Игорь Евтишенков - Римская сага. Том I. Город соблазнов
Но в юности Лаций старался научиться не только этому. Он много читал и любил выступать перед своими товарищами, рассказывая наизусть тексты древних греков, которые давал ему раб-учитель из Греции. Друзья поначалу смеялись над ним, пока старшие педагоги не заметили, что его речь отличается правильным построением и грамотностью. С тех пор сверстники стали ему завидовать. Когда он уже подрос, его способности заметили и стали просить о помощи, но занять государственную должность в Сенате или даже мечтать о том, чтобы стать сенатором он ещё не мог. Для этого нужны были либо очень большие деньги, либо военная слава. Для него оставался единственный выход – идти в армию. Именно здесь он понял, что его место среди этих грубых и отчаянных воинов, собранных сюда со всех частей Римской республики. Во время долгих походов и стоянок в лагерях он любил расставлять камешки на земле и обсуждать с друзьями все детали тех боёв, в которых они принимали участие. Нередко он рассказывал им о больших битвах прошлого, и те с замиранием духа слушали его полные счастья и горя слова. Даже о Сиракузах, где римляне потеряли много воинов, он рассказывал так, что грубые гастаты проникались уважением к неизвестному им Архимеду и его зеркалам, которые поджигали римские корабли. Но больше всего его воображение мучила битва с Ганнибалом при Каннах, где погибло более пятидесяти тысяч римских воинов и ещё двадцать тысяч были взяты в плен. Когда он рассказывал об этом, у него к горлу всегда подкатывал комок, и он сравнивал это сражение с теми битвами в Азии и Галлии, где войска Помпея и Цезаря теряли не более ста или двухсот человек. Слушавшие его товарищи проникались в эти моменты чувством невольного уважения к своим великим полководцам. Да, Лацию нравилось служить в армии, потому что здесь всё было предельно ясно: друг был другом, а враг – врагом, но никогда уже ему не было так тепло и спокойно, как в милом, беззаботном детстве, от которого в памяти оставалось всё меньше и меньше следов. А когда год назад пришло известие о смерти приёмных родителей, он долго переживал это, и даже лучший друг Варгонт не мог успокоить его.
Сестра вскоре вышла замуж за Тита Мария, представителя известного, но не очень богатого рода, у которого самым большим богатством была, пожалуй, слава его предков. Но она любила его, а в Риме в это время ещё нередки были случаи, когда замуж выходили по любви. Лаций был не против этого брака.
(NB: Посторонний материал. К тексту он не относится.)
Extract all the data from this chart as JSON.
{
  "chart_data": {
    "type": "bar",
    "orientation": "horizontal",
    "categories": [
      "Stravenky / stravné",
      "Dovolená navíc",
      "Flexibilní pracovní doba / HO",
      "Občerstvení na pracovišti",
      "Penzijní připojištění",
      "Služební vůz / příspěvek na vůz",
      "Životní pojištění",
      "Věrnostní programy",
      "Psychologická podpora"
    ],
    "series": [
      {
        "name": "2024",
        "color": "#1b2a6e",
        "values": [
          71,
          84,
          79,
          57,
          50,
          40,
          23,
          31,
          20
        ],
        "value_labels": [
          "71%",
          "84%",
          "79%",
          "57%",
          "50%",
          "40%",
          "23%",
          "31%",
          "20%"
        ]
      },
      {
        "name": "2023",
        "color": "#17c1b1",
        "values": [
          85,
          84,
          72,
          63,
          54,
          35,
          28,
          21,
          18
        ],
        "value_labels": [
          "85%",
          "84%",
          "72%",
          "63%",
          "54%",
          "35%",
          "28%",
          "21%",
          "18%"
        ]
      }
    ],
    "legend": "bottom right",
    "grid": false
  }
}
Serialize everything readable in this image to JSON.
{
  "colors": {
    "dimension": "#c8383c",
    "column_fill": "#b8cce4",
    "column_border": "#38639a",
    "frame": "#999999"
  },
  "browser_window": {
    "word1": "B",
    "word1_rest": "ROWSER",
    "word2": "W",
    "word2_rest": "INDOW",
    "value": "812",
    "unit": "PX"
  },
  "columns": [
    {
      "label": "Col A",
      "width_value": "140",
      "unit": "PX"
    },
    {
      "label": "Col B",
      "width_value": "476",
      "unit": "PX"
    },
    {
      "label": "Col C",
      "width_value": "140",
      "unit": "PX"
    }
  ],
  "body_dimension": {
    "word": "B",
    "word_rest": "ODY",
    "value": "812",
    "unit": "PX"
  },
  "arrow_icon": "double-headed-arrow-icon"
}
Корнелия с мужем жили в их доме и часто ездили на виллу, где Тит занялся выращиванием винограда и земледелием. Сестра передавала Лацию небольшие денежные суммы от продаж винограда и зерна, но её жизнь в Риме стала совсем другой. Всё это постепенно отдалило их друг от друга, и он, в конце концов, почувствовал, что остался совсем один. Поэтому Лаций полностью отдался службе в легионе, где его заметил сам Цезарь. За многочисленные заслуги и храбрость он назначил его старшим трибуном.
К началу лета Цезарь уехал в Рим, оставив вместо себя префекта23 конницы Верра. Варваров вблизи границ Римской республики пока не было, и легионеры занимались строительными работами и личными делами. После того, как Лаций встретил Ларниту, он стал всё больше и больше времени проводить с ней в деревне. Многие его товарищи были удивлены этим, потому что знали, какие женщины заглядывались на него в Риме и других городах республики. Причём, среди них было немало замужних матрон.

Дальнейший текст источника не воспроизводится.